Helfrich Hamiltionian derivation

The Helfrich Hamiltonian describes the bending energy of a membrane (we are leaving out the Gaussian curvature term here).

$$$$F = \int |H|^2$$$$

Mean curvature

$$$H$$$ is the mean curvature, which for a height field function $$$S(x,y)$$$ is defined as

$$$$H = \nabla\cdot\left( \frac{(\nabla S,-1)}{\sqrt{1+|\nabla S|^2}} \right)$$$$

Here $$$(\nabla S,-1)$$$ is the composite vector $$$(\frac{\partial S}{\partial x},\frac{\partial S}{\partial y},-1)$$$, which we simply write as $$$\nabla S - \hat i_z$$$, where $$$\hat i_z = (0,0,1)$$$, thus

$$$$H = \nabla\cdot(\nabla S - \hat i_z)\left(1+|\nabla S|^2\right)^{-\frac12}$$$$

Applying the product rule

$$$$H = \left[\nabla\cdot(\nabla S - \hat i_z)\right]\left(1+|\nabla S|^2\right)^{-\frac12} + (\nabla S - \hat i_z)\cdot\nabla\cdot\left(1+|\nabla S|^2\right)^{-\frac12}$$$$

Applying the chain rule

$$$$H = \nabla^2 S \left(1+|\nabla S|^2\right)^{-\frac12} + (\nabla S - \hat i_z)\cdot \left(-\frac12\right)\left(1+|\nabla S|^2\right)^{-\frac32}2(\nabla S)\nabla^2S$$$$

Combining terms

$$$$H = \nabla^2 S \left[\left(1+|\nabla S|^2\right)^{-\frac12} - (\nabla S - \hat i_z) \left(1+|\nabla S|^2\right)^{-\frac32}\nabla S\right]$$$$

In a 2D system $$$\nabla S \cdot \hat i_z = 0$$$, thus

$$$$H = \nabla^2 S \left[\left(1+|\nabla S|^2\right)^{-\frac12} - |\nabla S|^2 \left(1+|\nabla S|^2\right)^{-\frac32}\right]$$$$

First variation

For the phase-field equations we need to calculate the functional derivative (or first variation) with respect to the height variable $$$S$$$

$$$$\frac{\delta F}{\delta S} = \underbrace{\frac{\partial F}{\partial S}}_{=0} - \nabla\cdot \frac{\partial F}{\partial\nabla S} - \color{gray}{\nabla^2\cdot \frac{\partial F}{\partial^2\nabla S} + \dots}$$$$

I did not add the higher order derivative terms...

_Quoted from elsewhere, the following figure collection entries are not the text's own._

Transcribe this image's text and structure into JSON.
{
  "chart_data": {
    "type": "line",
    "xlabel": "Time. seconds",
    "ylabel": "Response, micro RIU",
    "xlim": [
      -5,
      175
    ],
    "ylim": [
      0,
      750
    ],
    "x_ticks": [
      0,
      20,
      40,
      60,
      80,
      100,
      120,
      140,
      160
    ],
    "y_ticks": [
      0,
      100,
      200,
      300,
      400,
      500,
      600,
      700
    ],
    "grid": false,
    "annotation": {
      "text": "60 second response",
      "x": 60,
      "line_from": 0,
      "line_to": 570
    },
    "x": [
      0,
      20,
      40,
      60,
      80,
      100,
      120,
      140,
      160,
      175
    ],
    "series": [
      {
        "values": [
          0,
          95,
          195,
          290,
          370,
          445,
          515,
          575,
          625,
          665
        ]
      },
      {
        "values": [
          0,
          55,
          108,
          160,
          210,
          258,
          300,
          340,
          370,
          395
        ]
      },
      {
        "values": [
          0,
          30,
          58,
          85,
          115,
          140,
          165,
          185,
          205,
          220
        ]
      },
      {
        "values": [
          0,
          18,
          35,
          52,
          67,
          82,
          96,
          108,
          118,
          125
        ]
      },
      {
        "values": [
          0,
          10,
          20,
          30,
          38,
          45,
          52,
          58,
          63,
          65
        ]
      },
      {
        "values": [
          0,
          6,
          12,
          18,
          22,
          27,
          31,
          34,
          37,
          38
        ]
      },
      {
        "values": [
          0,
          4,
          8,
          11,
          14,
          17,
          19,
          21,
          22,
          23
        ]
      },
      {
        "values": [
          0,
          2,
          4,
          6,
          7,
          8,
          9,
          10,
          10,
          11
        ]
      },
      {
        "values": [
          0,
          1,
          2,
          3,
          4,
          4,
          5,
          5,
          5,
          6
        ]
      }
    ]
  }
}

As $$$S$$$ does not appear underived in $$$F$$$ the first term of the functional derivative drops out

$$$$\frac{\delta F}{\delta S} = - \nabla\cdot \frac{\partial}{\partial\nabla S} \left( (\nabla^2 S)^2 \left[\left(1+|\nabla S|^2\right)^{-\frac12} - |\nabla S|^2 \left(1+|\nabla S|^2\right)^{-\frac32}\right]^2 \right)$$$$

which yields

$$$$\frac{\delta F}{\delta S} = - \nabla\cdot \left( (\nabla^2 S)^2 \left( -\frac{|\nabla S|^2}{\left(1+|\nabla S|^2\right)^\frac32} + \left(1+|\nabla S|^2\right)^{-\frac12} \right) \left( \frac{6|\nabla S|^3}{\left(1+|\nabla S|^2\right)^\frac52} - \frac{6\nabla S}{\left(1+|\nabla S|^2\right)^\frac32} \right) \right)$$$$

Which simplifies to

$$$$\frac{\delta F}{\delta S} = \nabla\cdot \left( \frac{6(\nabla^2 S)^2\nabla S}{\left(1+|\nabla S|^2\right)^4} \right)$$$$

Applying the product rule once

$$$$\frac16\frac{\delta F}{\delta S} = \left[\nabla\cdot (\nabla^2 S)^2\nabla S\right] \left(1+|\nabla S|^2\right)^{-4} +(\nabla^2 S)^2\nabla S \left[\nabla\cdot\left(1+|\nabla S|^2\right)^{-4}\right]$$$$

and again, with the chain rule

$$$$\frac16\frac{\delta F}{\delta S} = \left[2\nabla^2S\cdot\nabla^3S\cdot\nabla S + (\nabla^2 S)^3\right] \left(1+|\nabla S|^2\right)^{-4} -(\nabla^2 S)^2\nabla S \left[ 8\left(1+|\nabla S|^2\right)^{-5}\nabla S\cdot\nabla^2S \right]$$$$

simplify

$$$$\frac16\frac{\delta F}{\delta S} = \left[2\nabla^2S\cdot\nabla^3S\cdot\nabla S + (\nabla^2 S)^3\right] \left(1+|\nabla S|^2\right)^{-4} -8(\nabla^2 S)^3|\nabla S|^2 \left(1+|\nabla S|^2\right)^{-5}$$$$

Allen-Cahn bending energy equation

We can solve for $$$S$$$ as a non-conserved order parameter by plugging the result above into an Allen-Cahn equation

$$$$\frac{\partial S}{\partial t} = -6L \left( \left[2\nabla^2S\cdot\nabla^3S\cdot\nabla S + (\nabla^2 S)^3\right] \left(1+|\nabla S|^2\right)^{-4} -8(\nabla^2 S)^3|\nabla S|^2 \left(1+|\nabla S|^2\right)^{-5} \right)$$$$

Introducing an additional variable $$$\mu = \nabla^2 S$$$ we get

$$$$\frac{\partial S}{\partial t} = -6L \left( \left[2\mu\cdot\nabla\mu\cdot\nabla S + \mu^3\right] \left(1+|\nabla S|^2\right)^{-4} -8\mu^3|\nabla S|^2 \left(1+|\nabla S|^2\right)^{-5} \right)$$$$

First variation of the linearized form

Taking

$$$$F = \int |\nabla^2S|^2$$$$

with the higher order functional derivative terms you get

$$$$\frac{\delta F}{\delta S} = \nabla^2\cdot2\nabla^2S$$$$